Co-first author Xutao Zhang says, “The technology we present is well-suited for large-scale epitaxial growth of uniform nanowire arrays. It will enable the batch construction of nanoscale laser light sources in the near-infrared telecommunication band. This approach has the potential to overcome the obstacles associated with traditional methods of fabricating on-chip integrated light sources through bonding or heterogeneous epitaxy, demonstrating a promising path for large-scale photonic integration.” 

TMOS Chief Investigator Lan Fu says, “This is significant progress towards on-chip light sources and the growth of the photonic chip industry. Importantly, it sets the scene for the mass manufacture of these devices. The next step for this research will be to design and fabricate electrical contacts to achieve electrical injected lasing. 
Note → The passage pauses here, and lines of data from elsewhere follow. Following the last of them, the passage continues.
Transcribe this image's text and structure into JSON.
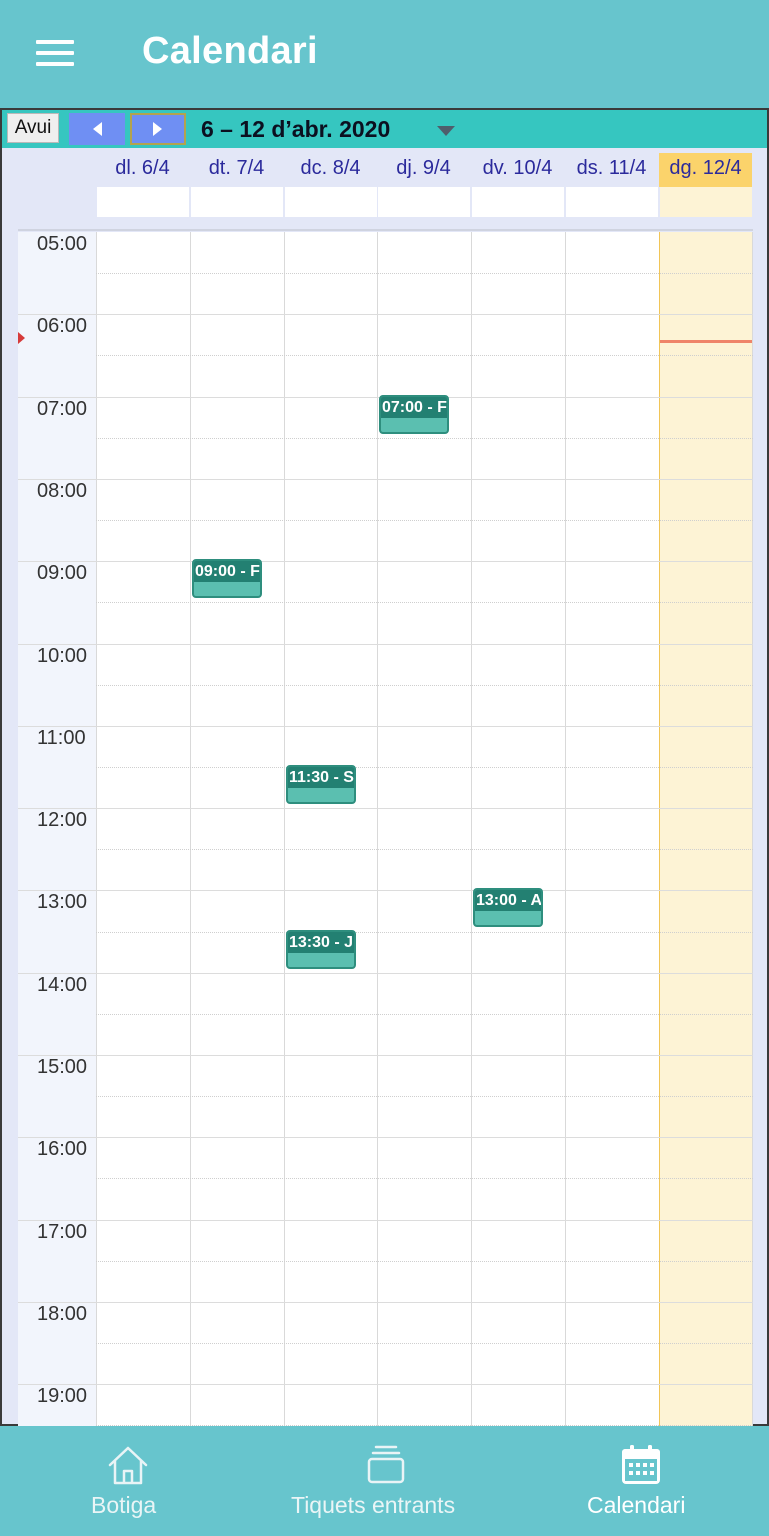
{
  "appbar": {
    "title": "Calendari",
    "menu_icon": "menu-icon"
  },
  "toolbar": {
    "today_label": "Avui",
    "range_label": "6 – 12 d’abr. 2020",
    "prev_icon": "chevron-left-icon",
    "next_icon": "chevron-right-icon",
    "dropdown_icon": "caret-down-icon"
  },
  "days": [
    {
      "label": "dl. 6/4"
    },
    {
      "label": "dt. 7/4"
    },
    {
      "label": "dc. 8/4"
    },
    {
      "label": "dj. 9/4"
    },
    {
      "label": "dv. 10/4"
    },
    {
      "label": "ds. 11/4"
    },
    {
      "label": "dg. 12/4",
      "today": true
    }
  ],
  "hours": [
    "05:00",
    "06:00",
    "07:00",
    "08:00",
    "09:00",
    "10:00",
    "11:00",
    "12:00",
    "13:00",
    "14:00",
    "15:00",
    "16:00",
    "17:00",
    "18:00",
    "19:00"
  ],
  "events": [
    {
      "label": "07:00 - F",
      "day": "dj. 9/4",
      "start": "07:00"
    },
    {
      "label": "09:00 - F",
      "day": "dt. 7/4",
      "start": "09:00"
    },
    {
      "label": "11:30 - S",
      "day": "dc. 8/4",
      "start": "11:30"
    },
    {
      "label": "13:00 - A",
      "day": "dv. 10/4",
      "start": "13:00"
    },
    {
      "label": "13:30 - J",
      "day": "dc. 8/4",
      "start": "13:30"
    }
  ],
  "bottom_nav": [
    {
      "label": "Botiga",
      "icon": "home-icon",
      "active": false
    },
    {
      "label": "Tiquets entrants",
      "icon": "inbox-icon",
      "active": false
    },
    {
      "label": "Calendari",
      "icon": "calendar-icon",
      "active": true
    }
  ],
  "colors": {
    "primary": "#67c5cd",
    "toolbar": "#36c6c0",
    "today_header": "#fbd36b",
    "today_column": "#fdf3d5",
    "event": "#5bbfb0",
    "event_header": "#238072",
    "now_line": "#ef8469"
  }
}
For more information about this research, please contact connect@tmos.org.au  

Telecom-band Multiwavelength Vertical Emitting Quantum Well Nanowire Laser Arrays

Xutao Zhang, Fanlu Zhang, Ruixuan Yi, Naiyin Wang, Zhicheng Su, Mingwen Zhang, Bijun Zhao, Ziyuan Li, Jiangtao Qu, Julie M. Cairney, Yuerui Lu, Jianlin Zhao, Xuetao Gan, Hark Hoe Tan, Chennupati Jagadish and Lan Fu

Light: Science & Applications, 4th September 2024

The demand for telecom-band and compact nanoscale lasers that seamlessly integrate into next-generation optoelectronic and photonic integrated systems is paramount. Here, we report on-substrate vertical emitting lasing emanating from InGaAs/InP multi-quantum well core-shell nanowires epitaxially grown on InP (111)A substrates by selective area epitaxy method. To achieve uniform nanowire morphology with controllable dimensions and high crystal quality, a facet engineering approach is employed, thereby reducing optical losses and engineering the cavity mode. Then, a vertical Fabry-Pérot (F-P) cavity is formed through the top nanowire facet, whilst the bottom facet is formed at the interface between the nanowire and SiO2 mask. Leveraging multiple InGaAs quantum wells, a potent quantum confinement effect and ample optical gain is attained to enable stimulated emission at low lasing thresholds, even at room temperature. By fine-tuning the In composition of the quantum wells, single-mode lasing is achieved in the vertical direction across a broad near-infrared spectral range, spanning from 940 nm to the telecommunication O and C bands with low thresholds and a high characteristic temperature. Our research underscores that the facet engineering strategy, which yields highly ordered, uniform nanowire arrays with precise dimension control, offers a promising avenue for simultaneously delivering thousands of nanolasers, paving scalable pathway towards future advanced photonic systems.